South Korea’s Kospi tumbled 62.89 points, or 3.4 percent, to 1,771.44 to post its biggest weekly drop since the 2008 financial crisis. Earlier in the day, the index plunged 8.4 percent to a nearly 10-year low, triggering circuit breakers for the first time in nearly two decades.

The Bank of Korea said it was considering an emergency monetary policy meeting to discuss an interest rate cut.

South Korea’s President Moon Jae-in asked the government to bring forward “unprecedented solutions,” saying the crisis sparked by the coronavirus outbreak could not be compared with previous health alerts such as SARS.

New Zealand shares slumped as the spread of the coronavirus created uncertainty and panic across the globe. The benchmark S&P/NZX 50 Index fell as much as 8 percent in early trading before ending the session down 506.41 points, or 4.9 percent, at 9,826.86, its lowest close since April.

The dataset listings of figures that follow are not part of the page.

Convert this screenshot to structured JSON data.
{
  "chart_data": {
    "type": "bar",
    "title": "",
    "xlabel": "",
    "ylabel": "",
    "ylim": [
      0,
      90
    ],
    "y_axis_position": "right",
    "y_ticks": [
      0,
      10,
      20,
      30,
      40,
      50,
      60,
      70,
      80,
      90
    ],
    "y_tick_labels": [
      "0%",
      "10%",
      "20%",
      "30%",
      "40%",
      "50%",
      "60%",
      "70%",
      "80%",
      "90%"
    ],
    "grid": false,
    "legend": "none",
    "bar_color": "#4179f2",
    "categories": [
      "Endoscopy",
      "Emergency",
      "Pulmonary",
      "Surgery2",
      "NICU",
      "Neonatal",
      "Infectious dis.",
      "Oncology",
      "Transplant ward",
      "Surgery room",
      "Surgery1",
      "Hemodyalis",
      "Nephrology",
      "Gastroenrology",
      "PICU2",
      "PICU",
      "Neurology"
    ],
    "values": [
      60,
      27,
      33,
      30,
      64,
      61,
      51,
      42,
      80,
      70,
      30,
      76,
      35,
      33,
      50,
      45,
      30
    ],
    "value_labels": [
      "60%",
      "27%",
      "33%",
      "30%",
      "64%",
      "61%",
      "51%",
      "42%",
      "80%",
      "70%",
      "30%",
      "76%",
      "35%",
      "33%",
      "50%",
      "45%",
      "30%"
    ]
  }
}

The manufacturing sector in New Zealand turned to expansion for the first time in three months, the latest survey from BusinessNZ revealed today with a manufacturing PMI score of 53.2, up from 49.8 in January.

Tourism Holdings slumped 16.7 percent after scrapping its previous forecast for a full year profit of about $24 million. Likewise, Auckland International Airport declined 7.8 percent after slashing its earnings guidance.

Malaysia’s KLSE Composite Index plunged 5.3 percent. The country’s industrial production rose 0.6 percent year-on-year in January after a 2.1 percent increase in December, official data showed.

Indonesia’s Jakarta Composite Index edged up 0.2 percent as the government announced details of a second emergency stimulus plan to cushion the impact from the coronavirus.

Trading was halted briefly on Wall Street for the second time this week on Thursday as investors reacted to a cascade of cancellations and shutdowns across the globe amid the deepening coronavirus crisis.

The Dow Jones Industrial Average plummeted 10 percent to record its biggest one-day percentage drop since the stock market crash of 1987.

The tech-heavy Nasdaq Composite nosedived 9.4 percent and the S&P 500 slumped 9.5 percent to plunge into bear market territory despite dramatic intervention by two central banks and a prime-time address by President Trump.